What happened that fall—a frontal assault on the militias by General Khalifa Haftar—is controversial among Libyans. Haftar held no regular army position post-Qaddafi until he was appointed commander in chief of the Libyan National Army in March 2015. He has still not completely rid Benghazi of Ansar, though the assassinations have stopped, and most of the city is now under army and police control.

The HoR was supposed to sit in Benghazi, but that city is still too dangerous, hence its present location in Tobruk, a small, boring town far from everywhere. Many representatives spend weekends in places like Cairo or Tunis with their families, especially if their districts are controlled by Fajr or threatened by ISIS and its allies.

Magreibi lives in his district, but Arabi can’t live in Benghazi. And Tarek Alashtar can’t even visit his district in Tripoli while it’s ruled by Fajr. His family lives a couple of hours away, across the Tunisian border. He communicates with his constituents in the Abu Salim district of Tripoli mainly by Facebook (huge in Libya) and phone, even though phone and Internet communications are monitored by Fajr, he says, as they were under Qaddafi.

The three politicians’ time in the United States was drawing to a close as we spoke, and they said they’d enjoyed their trip, especially Washington, which they preferred to New York (very congested by Libyan standards).

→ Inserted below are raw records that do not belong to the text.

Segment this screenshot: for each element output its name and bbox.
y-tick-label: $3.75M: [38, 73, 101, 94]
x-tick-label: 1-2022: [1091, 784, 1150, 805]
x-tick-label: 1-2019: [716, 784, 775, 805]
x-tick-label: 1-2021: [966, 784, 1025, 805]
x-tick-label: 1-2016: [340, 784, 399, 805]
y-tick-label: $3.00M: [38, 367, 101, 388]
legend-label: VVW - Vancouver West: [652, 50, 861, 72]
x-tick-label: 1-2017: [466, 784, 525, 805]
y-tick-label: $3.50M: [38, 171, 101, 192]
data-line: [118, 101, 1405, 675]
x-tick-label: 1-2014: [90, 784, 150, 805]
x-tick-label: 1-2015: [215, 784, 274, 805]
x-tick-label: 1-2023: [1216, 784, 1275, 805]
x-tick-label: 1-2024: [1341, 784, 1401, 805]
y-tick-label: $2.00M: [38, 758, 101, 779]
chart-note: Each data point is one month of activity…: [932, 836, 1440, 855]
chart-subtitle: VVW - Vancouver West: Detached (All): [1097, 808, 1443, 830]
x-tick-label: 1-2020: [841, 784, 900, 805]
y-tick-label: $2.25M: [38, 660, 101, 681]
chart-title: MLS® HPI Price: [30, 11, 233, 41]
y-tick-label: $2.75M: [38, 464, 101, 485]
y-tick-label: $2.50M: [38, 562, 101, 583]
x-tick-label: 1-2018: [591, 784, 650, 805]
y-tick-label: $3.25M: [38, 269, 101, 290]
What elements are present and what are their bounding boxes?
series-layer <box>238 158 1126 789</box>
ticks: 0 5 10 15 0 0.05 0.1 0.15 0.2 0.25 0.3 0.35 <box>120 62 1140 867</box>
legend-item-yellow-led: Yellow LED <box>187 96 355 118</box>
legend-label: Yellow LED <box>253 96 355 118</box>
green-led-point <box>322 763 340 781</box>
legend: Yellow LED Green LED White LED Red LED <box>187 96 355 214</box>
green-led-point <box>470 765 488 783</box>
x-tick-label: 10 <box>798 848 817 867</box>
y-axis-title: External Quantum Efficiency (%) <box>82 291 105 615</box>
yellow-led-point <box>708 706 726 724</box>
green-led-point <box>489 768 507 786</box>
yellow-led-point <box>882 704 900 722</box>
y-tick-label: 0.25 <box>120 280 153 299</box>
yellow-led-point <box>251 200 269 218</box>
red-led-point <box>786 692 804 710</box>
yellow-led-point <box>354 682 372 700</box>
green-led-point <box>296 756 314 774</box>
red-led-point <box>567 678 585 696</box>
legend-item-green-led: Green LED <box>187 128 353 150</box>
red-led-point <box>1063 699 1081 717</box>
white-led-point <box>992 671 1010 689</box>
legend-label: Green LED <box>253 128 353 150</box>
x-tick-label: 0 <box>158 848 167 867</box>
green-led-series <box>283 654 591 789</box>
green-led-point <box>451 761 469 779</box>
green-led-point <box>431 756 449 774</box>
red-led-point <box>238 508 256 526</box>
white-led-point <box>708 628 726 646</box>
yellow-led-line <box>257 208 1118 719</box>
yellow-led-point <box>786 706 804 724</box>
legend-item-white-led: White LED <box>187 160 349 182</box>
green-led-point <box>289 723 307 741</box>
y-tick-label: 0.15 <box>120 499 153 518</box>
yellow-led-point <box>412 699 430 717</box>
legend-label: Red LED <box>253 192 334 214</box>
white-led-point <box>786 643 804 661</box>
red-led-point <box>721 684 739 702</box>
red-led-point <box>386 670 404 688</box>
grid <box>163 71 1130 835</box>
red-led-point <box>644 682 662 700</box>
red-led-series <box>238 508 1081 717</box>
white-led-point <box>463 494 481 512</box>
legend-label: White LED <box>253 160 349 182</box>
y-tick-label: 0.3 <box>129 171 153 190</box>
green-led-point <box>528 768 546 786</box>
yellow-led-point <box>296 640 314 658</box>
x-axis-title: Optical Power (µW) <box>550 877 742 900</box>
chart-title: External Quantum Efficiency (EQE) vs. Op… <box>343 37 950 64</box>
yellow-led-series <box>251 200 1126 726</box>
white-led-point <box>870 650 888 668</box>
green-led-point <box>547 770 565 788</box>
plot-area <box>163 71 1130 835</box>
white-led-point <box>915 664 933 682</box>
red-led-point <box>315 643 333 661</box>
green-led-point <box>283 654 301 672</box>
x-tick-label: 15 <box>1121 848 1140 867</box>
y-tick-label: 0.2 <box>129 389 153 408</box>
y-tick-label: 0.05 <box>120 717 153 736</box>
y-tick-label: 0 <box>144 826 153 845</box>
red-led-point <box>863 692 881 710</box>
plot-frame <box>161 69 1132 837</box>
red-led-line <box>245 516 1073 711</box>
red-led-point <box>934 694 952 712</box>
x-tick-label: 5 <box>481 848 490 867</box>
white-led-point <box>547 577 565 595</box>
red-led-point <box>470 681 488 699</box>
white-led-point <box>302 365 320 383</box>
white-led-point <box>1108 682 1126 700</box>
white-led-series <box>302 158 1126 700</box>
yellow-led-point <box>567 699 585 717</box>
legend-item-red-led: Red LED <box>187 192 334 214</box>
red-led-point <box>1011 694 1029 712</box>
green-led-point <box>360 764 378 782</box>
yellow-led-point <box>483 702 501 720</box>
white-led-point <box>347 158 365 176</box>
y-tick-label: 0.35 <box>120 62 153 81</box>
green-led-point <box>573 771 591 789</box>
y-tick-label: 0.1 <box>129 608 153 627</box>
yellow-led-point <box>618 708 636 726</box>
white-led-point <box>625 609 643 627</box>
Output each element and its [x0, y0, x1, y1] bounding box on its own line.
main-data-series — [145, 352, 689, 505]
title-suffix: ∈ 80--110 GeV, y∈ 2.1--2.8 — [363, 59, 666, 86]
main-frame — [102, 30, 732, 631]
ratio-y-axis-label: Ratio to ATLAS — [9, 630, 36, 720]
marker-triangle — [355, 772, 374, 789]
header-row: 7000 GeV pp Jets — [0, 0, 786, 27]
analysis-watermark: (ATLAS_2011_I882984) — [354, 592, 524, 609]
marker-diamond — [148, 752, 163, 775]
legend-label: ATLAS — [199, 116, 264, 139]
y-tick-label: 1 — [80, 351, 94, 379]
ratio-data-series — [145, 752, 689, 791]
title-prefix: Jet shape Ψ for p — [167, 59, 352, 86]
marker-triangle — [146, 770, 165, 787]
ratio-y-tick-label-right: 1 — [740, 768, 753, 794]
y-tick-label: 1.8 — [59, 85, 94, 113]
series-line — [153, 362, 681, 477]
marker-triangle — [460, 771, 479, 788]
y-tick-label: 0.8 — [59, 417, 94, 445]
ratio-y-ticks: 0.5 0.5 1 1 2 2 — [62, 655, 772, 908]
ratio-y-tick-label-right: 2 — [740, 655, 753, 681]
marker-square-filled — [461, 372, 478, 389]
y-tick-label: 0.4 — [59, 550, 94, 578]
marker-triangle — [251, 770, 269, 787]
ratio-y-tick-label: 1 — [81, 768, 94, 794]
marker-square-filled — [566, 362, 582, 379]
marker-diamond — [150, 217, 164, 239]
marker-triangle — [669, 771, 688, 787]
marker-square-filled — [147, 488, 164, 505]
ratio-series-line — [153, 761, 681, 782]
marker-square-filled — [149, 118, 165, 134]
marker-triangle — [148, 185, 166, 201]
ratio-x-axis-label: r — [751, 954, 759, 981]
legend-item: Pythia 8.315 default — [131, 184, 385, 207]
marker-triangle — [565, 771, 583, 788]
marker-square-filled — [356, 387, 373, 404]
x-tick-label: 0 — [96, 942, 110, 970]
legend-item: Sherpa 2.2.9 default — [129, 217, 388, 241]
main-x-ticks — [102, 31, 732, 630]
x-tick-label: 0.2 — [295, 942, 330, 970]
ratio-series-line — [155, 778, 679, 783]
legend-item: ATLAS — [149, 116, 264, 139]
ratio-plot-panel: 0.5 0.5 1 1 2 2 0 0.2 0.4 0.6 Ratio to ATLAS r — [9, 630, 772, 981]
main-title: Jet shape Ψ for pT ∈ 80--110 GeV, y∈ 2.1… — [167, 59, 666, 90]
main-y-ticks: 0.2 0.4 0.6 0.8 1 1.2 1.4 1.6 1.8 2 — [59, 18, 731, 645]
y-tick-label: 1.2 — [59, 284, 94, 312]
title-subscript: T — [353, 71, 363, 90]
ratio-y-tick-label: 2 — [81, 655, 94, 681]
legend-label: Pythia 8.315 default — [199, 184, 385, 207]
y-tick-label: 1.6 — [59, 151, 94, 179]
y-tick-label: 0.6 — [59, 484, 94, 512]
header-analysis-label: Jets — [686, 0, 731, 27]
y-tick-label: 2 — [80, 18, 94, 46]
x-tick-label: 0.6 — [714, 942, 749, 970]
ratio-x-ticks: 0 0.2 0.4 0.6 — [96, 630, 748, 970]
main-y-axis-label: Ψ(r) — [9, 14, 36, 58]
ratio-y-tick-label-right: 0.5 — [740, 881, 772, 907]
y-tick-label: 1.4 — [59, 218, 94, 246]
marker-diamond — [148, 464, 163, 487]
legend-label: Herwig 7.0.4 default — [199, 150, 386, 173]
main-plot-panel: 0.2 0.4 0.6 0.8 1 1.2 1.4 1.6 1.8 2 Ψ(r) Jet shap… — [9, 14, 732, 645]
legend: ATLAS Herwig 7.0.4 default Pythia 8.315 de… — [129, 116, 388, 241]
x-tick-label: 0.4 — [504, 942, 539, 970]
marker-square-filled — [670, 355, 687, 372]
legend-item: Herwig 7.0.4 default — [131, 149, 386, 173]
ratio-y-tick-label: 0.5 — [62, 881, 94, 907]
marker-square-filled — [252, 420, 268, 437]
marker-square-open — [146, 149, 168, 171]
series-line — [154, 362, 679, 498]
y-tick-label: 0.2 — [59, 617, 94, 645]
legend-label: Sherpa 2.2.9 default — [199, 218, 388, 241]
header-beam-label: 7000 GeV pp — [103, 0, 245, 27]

A few days later, I got a press release in Arabic from the Libyan Ministry of Foreign Affairs expressing satisfaction with the visit. It said that the delegation had met with officials at the White House, State Department, Treasury, Department of Defense, Department of Energy, USAID, and unnamed congressional leaders. The American authorities had shown “an understanding of the current situation in Libya, and reiterated [their] commitment to support the democratic process in Libya and to respect the will and choice of the Libyan people.”

By now, though, Americans know that under the Obama administration, this isn’t likely to translate into the support a fragile new democracy needs.